Bare Writing: Comparing Multiliteracies Theory and Nonrepresentational Theory Approaches to a Young Writer
In this article, the author argues that new theoretical approaches to literacy are necessary for making visible the affective, embodied, and noncognitive domains of textual meaning making that are often obscured in traditional approaches. To accomplish this goal, the author conducted two analyses on the same data set, using the New London Group’s multiliteracies theory and nonrepresentational theory as respective lenses through which to view the data. To facilitate this demonstration, the author conducted a three-year virtual ethnographic case study of Emily, a young author, while she wrote a series of young adult gothic novels. These side-by-side analyses demonstrated how different views of Emily as an author emerged through each treatment of the data.

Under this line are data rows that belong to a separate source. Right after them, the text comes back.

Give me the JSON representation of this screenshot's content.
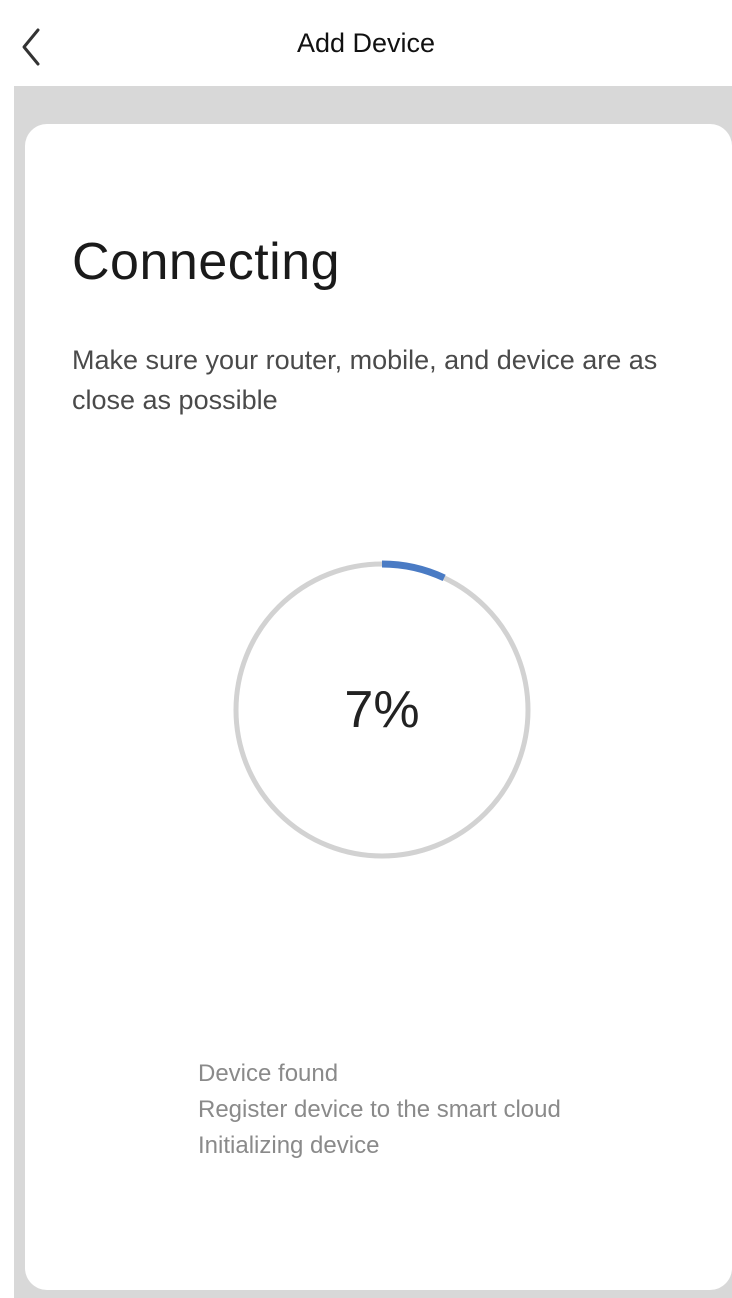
{
  "header": {
    "title": "Add Device",
    "back_icon": "chevron-left-icon"
  },
  "main": {
    "heading": "Connecting",
    "subtitle": "Make sure your router, mobile, and device are as close as possible",
    "progress": {
      "value_text": "7%",
      "fraction": 0.07,
      "track_color": "#d2d2d2",
      "fill_color": "#4a7bc4"
    },
    "steps": [
      "Device found",
      "Register device to the smart cloud",
      "Initializing device"
    ]
  }
}
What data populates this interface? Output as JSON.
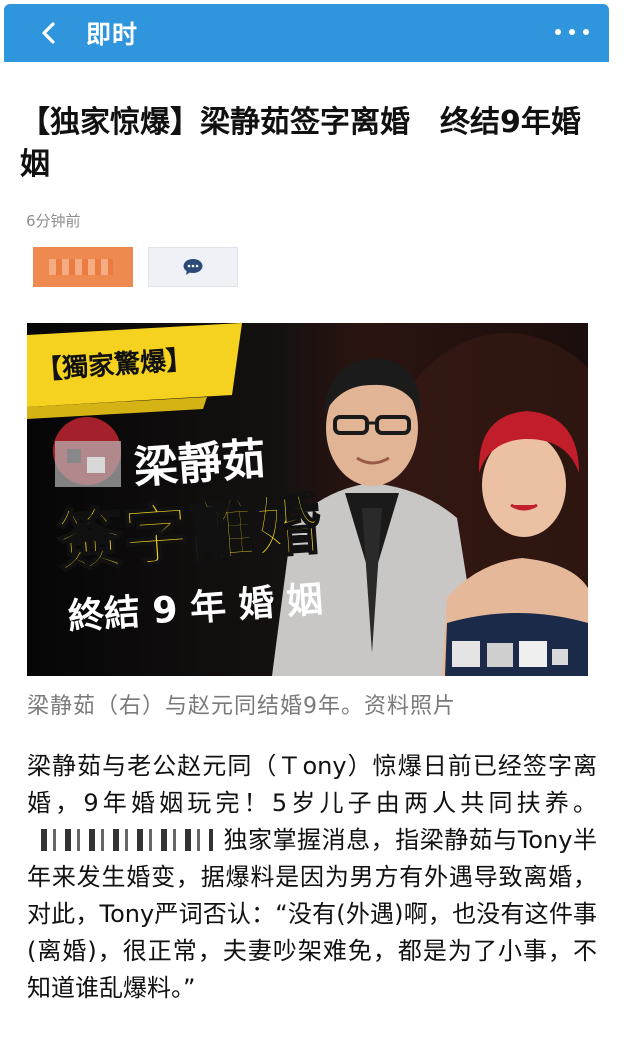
{
  "navbar": {
    "title": "即时"
  },
  "article": {
    "headline": "【独家惊爆】梁静茹签字离婚　终结9年婚姻",
    "timestamp": "6分钟前",
    "caption": "梁静茹（右）与赵元同结婚9年。资料照片",
    "body": {
      "part1": "梁静茹与老公赵元同（Ｔony）惊爆日前已经签字离婚，9年婚姻玩完！5岁儿子由两人共同扶养。",
      "part2": "独家掌握消息，指梁静茹与Tony半年来发生婚变，据爆料是因为男方有外遇导致离婚，对此，Tony严词否认：“没有(外遇)啊，也没有这件事(离婚)，很正常，夫妻吵架难免，都是为了小事，不知道谁乱爆料。”"
    }
  },
  "photo": {
    "banner": "【獨家驚爆】",
    "name": "梁靜茹",
    "headline": "簽字離婚",
    "subline": "終結 9 年 婚 姻"
  },
  "colors": {
    "navbar": "#2f95dc",
    "source_tag": "#ee8a4f",
    "banner_yellow": "#f5d21f"
  },
  "icons": {
    "back": "chevron-left-icon",
    "more": "more-dots-icon",
    "comment": "comment-bubble-icon"
  }
}
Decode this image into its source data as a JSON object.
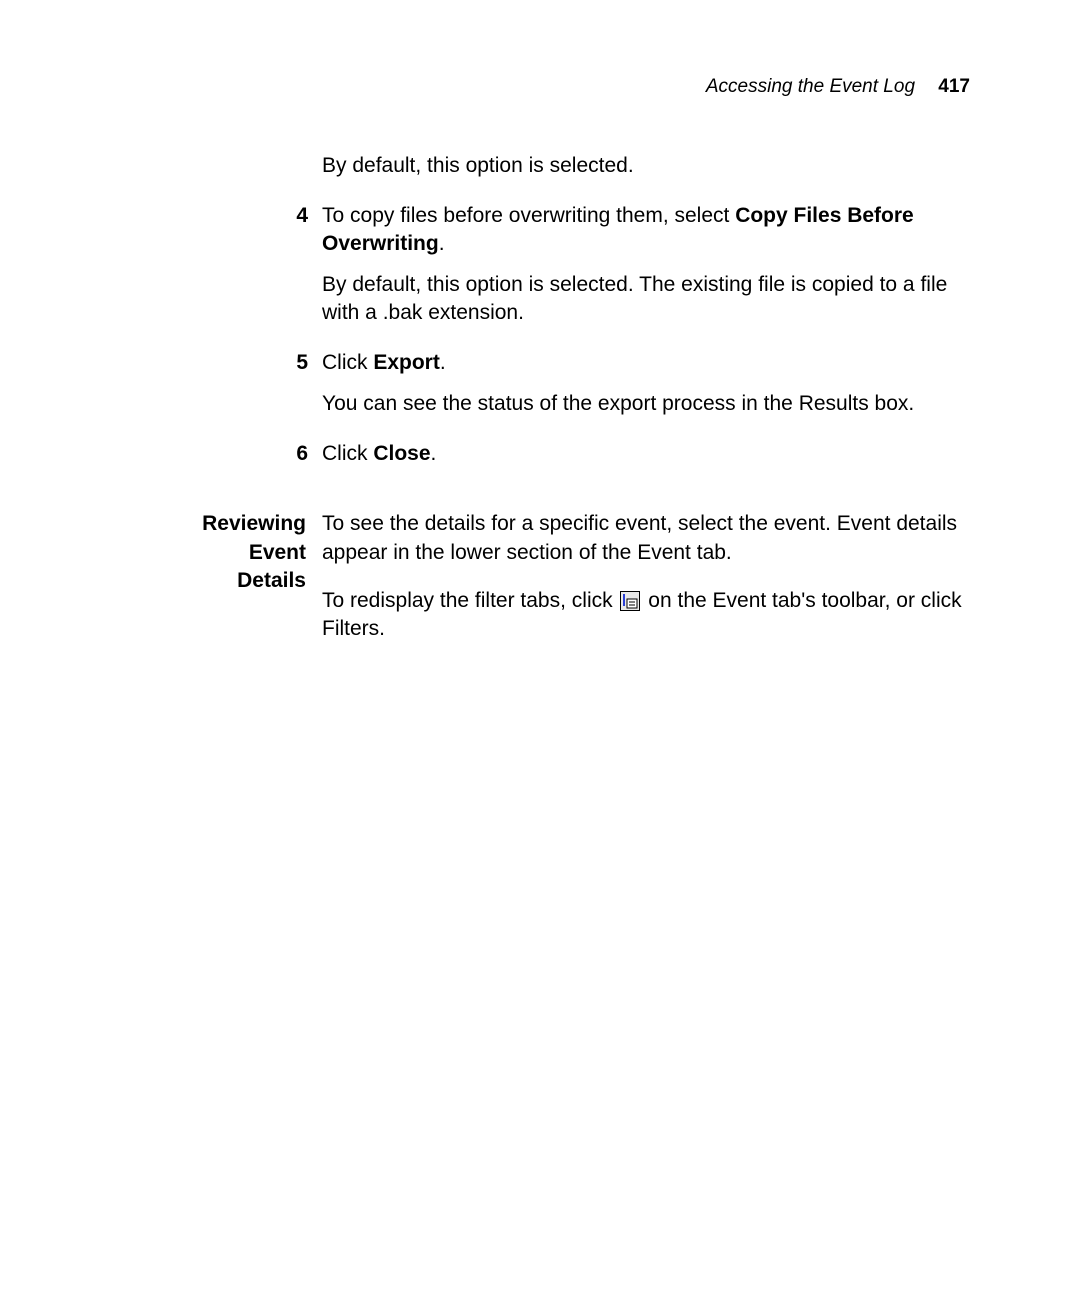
{
  "header": {
    "running_title": "Accessing the Event Log",
    "page_number": "417"
  },
  "intro": {
    "default_selected": "By default, this option is selected."
  },
  "step4": {
    "num": "4",
    "lead": "To copy files before overwriting them, select ",
    "bold": "Copy Files Before Overwriting",
    "tail": ".",
    "detail": "By default, this option is selected. The existing file is copied to a file with a .bak extension."
  },
  "step5": {
    "num": "5",
    "lead": "Click ",
    "bold": "Export",
    "tail": ".",
    "detail": "You can see the status of the export process in the Results box."
  },
  "step6": {
    "num": "6",
    "lead": "Click ",
    "bold": "Close",
    "tail": "."
  },
  "section": {
    "heading_line1": "Reviewing Event",
    "heading_line2": "Details",
    "p1": "To see the details for a specific event, select the event. Event details appear in the lower section of the Event tab.",
    "p2_lead": "To redisplay the filter tabs, click ",
    "p2_tail": " on the Event tab's toolbar, or click Filters."
  }
}
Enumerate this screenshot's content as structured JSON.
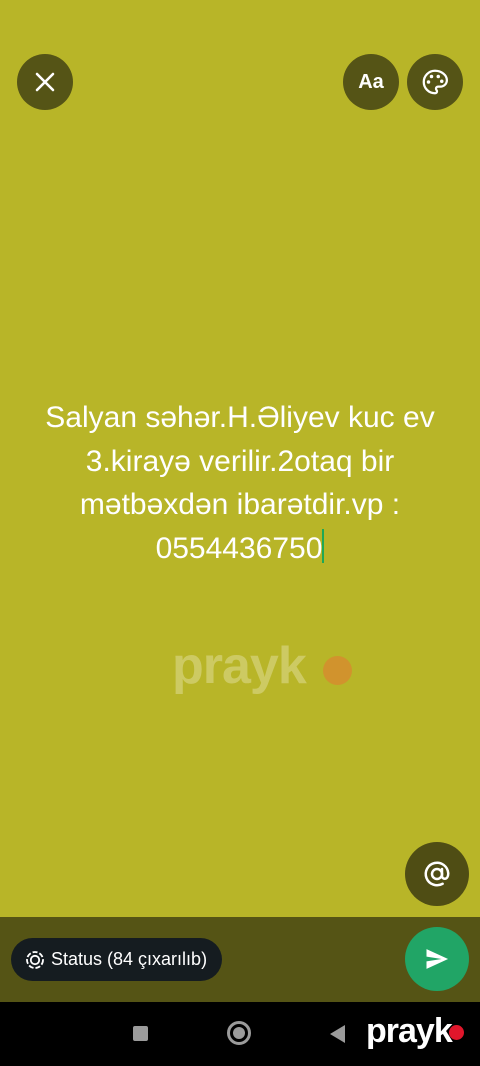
{
  "toolbar": {
    "close_icon": "close-icon",
    "font_label": "Aa",
    "palette_icon": "palette-icon"
  },
  "status": {
    "text": "Salyan səhər.H.Əliyev kuc ev 3.kirayə verilir.2otaq bir mətbəxdən ibarətdir.vp : 0554436750",
    "background_color": "#b8b528",
    "text_color": "#ffffff",
    "cursor_color": "#1fa855"
  },
  "watermark": {
    "text": "prayk"
  },
  "mention": {
    "icon": "at-sign-icon"
  },
  "footer": {
    "audience_label": "Status (84 çıxarılıb)",
    "send_icon": "send-icon",
    "send_color": "#21a566"
  },
  "nav": {
    "recents_icon": "square-icon",
    "home_icon": "circle-icon",
    "back_icon": "triangle-back-icon",
    "brand": "prayk"
  }
}
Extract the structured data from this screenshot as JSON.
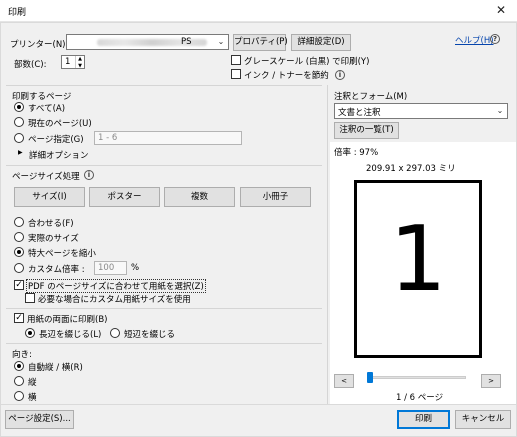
{
  "window": {
    "title": "印刷",
    "close": "✕"
  },
  "printer": {
    "label": "プリンター(N):",
    "value_suffix": "PS",
    "properties": "プロパティ(P)",
    "advanced": "詳細設定(D)",
    "help": "ヘルプ(H)"
  },
  "copies": {
    "label": "部数(C):",
    "value": "1"
  },
  "options": {
    "grayscale": "グレースケール (白黒) で印刷(Y)",
    "ink_saver": "インク / トナーを節約"
  },
  "pages_to_print": {
    "title": "印刷するページ",
    "all": "すべて(A)",
    "current": "現在のページ(U)",
    "specify": "ページ指定(G)",
    "range_placeholder": "1 - 6",
    "more": "詳細オプション"
  },
  "page_sizing": {
    "title": "ページサイズ処理",
    "tabs": [
      "サイズ(I)",
      "ポスター",
      "複数",
      "小冊子"
    ],
    "fit": "合わせる(F)",
    "actual": "実際のサイズ",
    "shrink": "特大ページを縮小",
    "custom_scale": "カスタム倍率 :",
    "custom_value": "100",
    "percent": "%",
    "choose_paper": "PDF のページサイズに合わせて用紙を選択(Z)",
    "custom_paper": "必要な場合にカスタム用紙サイズを使用"
  },
  "duplex": {
    "label": "用紙の両面に印刷(B)",
    "long": "長辺を綴じる(L)",
    "short": "短辺を綴じる"
  },
  "orientation": {
    "title": "向き:",
    "auto": "自動縦 / 横(R)",
    "portrait": "縦",
    "landscape": "横"
  },
  "comments": {
    "title": "注釈とフォーム(M)",
    "value": "文書と注釈",
    "summary": "注釈の一覧(T)"
  },
  "preview": {
    "zoom": "倍率 : 97%",
    "size": "209.91 x 297.03 ミリ",
    "page_number": "1",
    "prev": "<",
    "next": ">",
    "page_count": "1 / 6 ページ"
  },
  "footer": {
    "page_setup": "ページ設定(S)...",
    "print": "印刷",
    "cancel": "キャンセル"
  }
}
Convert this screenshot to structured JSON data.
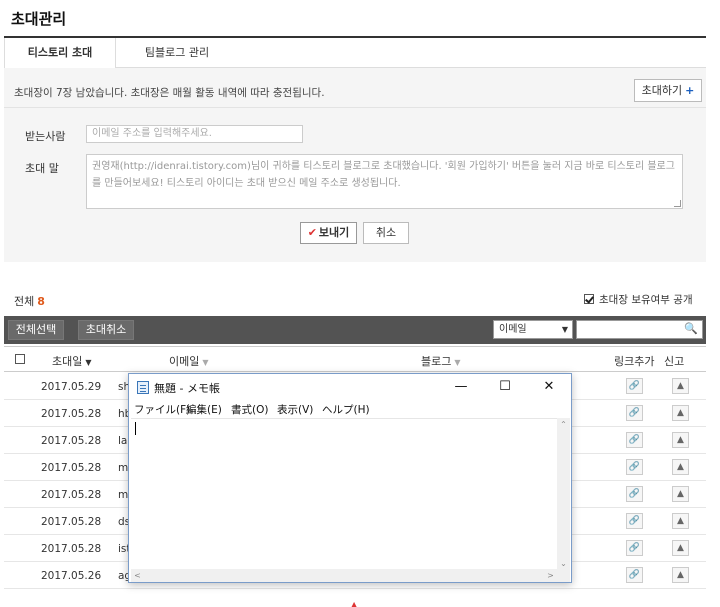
{
  "page": {
    "title": "초대관리"
  },
  "tabs": [
    {
      "label": "티스토리 초대",
      "active": true
    },
    {
      "label": "팀블로그 관리",
      "active": false
    }
  ],
  "form": {
    "notice": "초대장이 7장 남았습니다. 초대장은 매월 활동 내역에 따라 충전됩니다.",
    "invite_button": "초대하기",
    "invite_plus": "+",
    "recipient_label": "받는사람",
    "recipient_placeholder": "이메일 주소를 입력해주세요.",
    "message_label": "초대 말",
    "message_text": "권영재(http://idenrai.tistory.com)님이 귀하를 티스토리 블로그로 초대했습니다. '회원 가입하기' 버튼을 눌러 지금 바로 티스토리 블로그를 만들어보세요! 티스토리 아이디는 초대 받으신 메일 주소로 생성됩니다.",
    "send_button": "보내기",
    "send_check": "✔",
    "cancel_button": "취소"
  },
  "list": {
    "total_label": "전체",
    "total_count": "8",
    "public_label": "초대장 보유여부 공개",
    "public_checked": true,
    "select_all_button": "전체선택",
    "cancel_invite_button": "초대취소",
    "search_field_option": "이메일",
    "columns": {
      "date": "초대일",
      "email": "이메일",
      "blog": "블로그",
      "link": "링크추가",
      "report": "신고"
    },
    "rows": [
      {
        "date": "2017.05.29",
        "email": "sh"
      },
      {
        "date": "2017.05.28",
        "email": "hb"
      },
      {
        "date": "2017.05.28",
        "email": "la"
      },
      {
        "date": "2017.05.28",
        "email": "m"
      },
      {
        "date": "2017.05.28",
        "email": "m"
      },
      {
        "date": "2017.05.28",
        "email": "ds"
      },
      {
        "date": "2017.05.28",
        "email": "ist"
      },
      {
        "date": "2017.05.26",
        "email": "ag"
      }
    ]
  },
  "notepad": {
    "title": "無題 - メモ帳",
    "menus": [
      "ファイル(F)",
      "編集(E)",
      "書式(O)",
      "表示(V)",
      "ヘルプ(H)"
    ],
    "controls": {
      "minimize": "—",
      "maximize": "☐",
      "close": "✕"
    }
  },
  "colors": {
    "accent_orange": "#e05a1c",
    "toolbar_bg": "#535353",
    "check_red": "#d33333"
  }
}
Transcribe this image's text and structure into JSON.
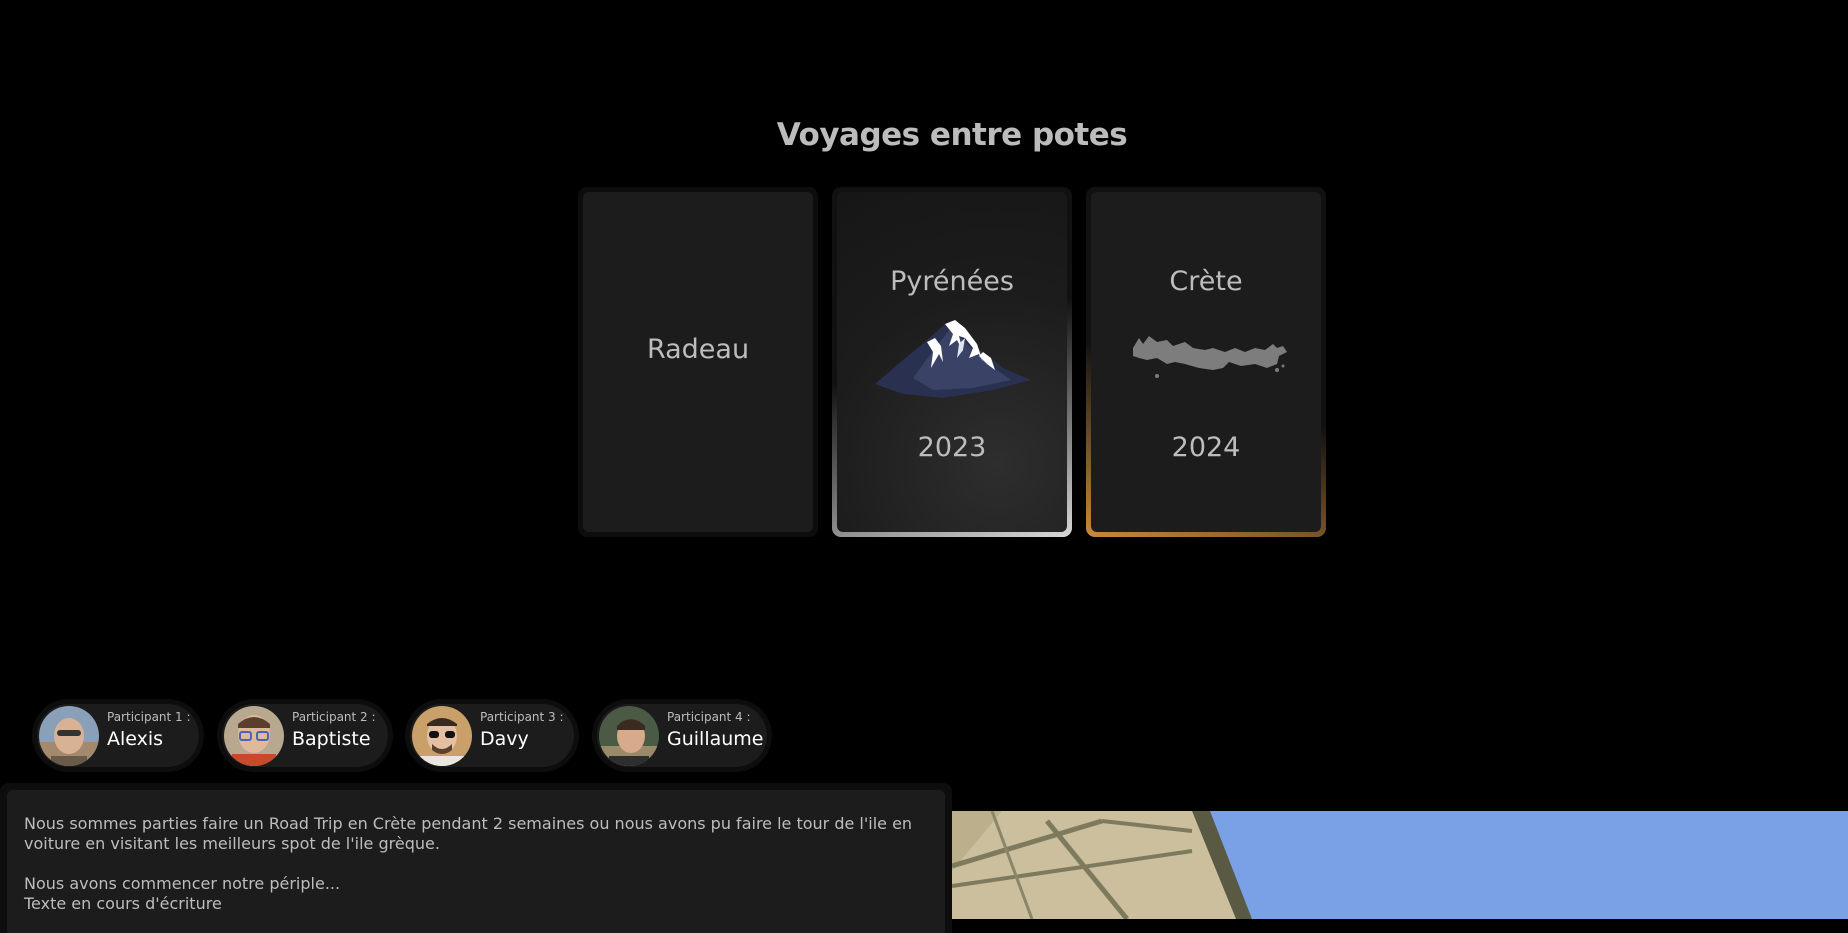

In the analysis via the multiliteracies theory, she was shown to be a shrewd consumer and designer of multimodal compositions. The analysis via the nonrepresentational theory revealed her writing to be produced through its participation with affective intensities, objects, and her haunting by novels’ characters in a process that the author calls bare writing. The author suggests that the nonrepresentational theory provides an alternative model for the research of literacies that instantiates an ontological view of literacies, thereby including more people and more texts in the everyday doing of literacies.
Smith, A. R. (2017). Bare Writing: Comparing Multiliteracies Theory and Nonrepresentational Theory Approaches to a Young Writer. Reading Research Quarterly, 52.1, 125–140.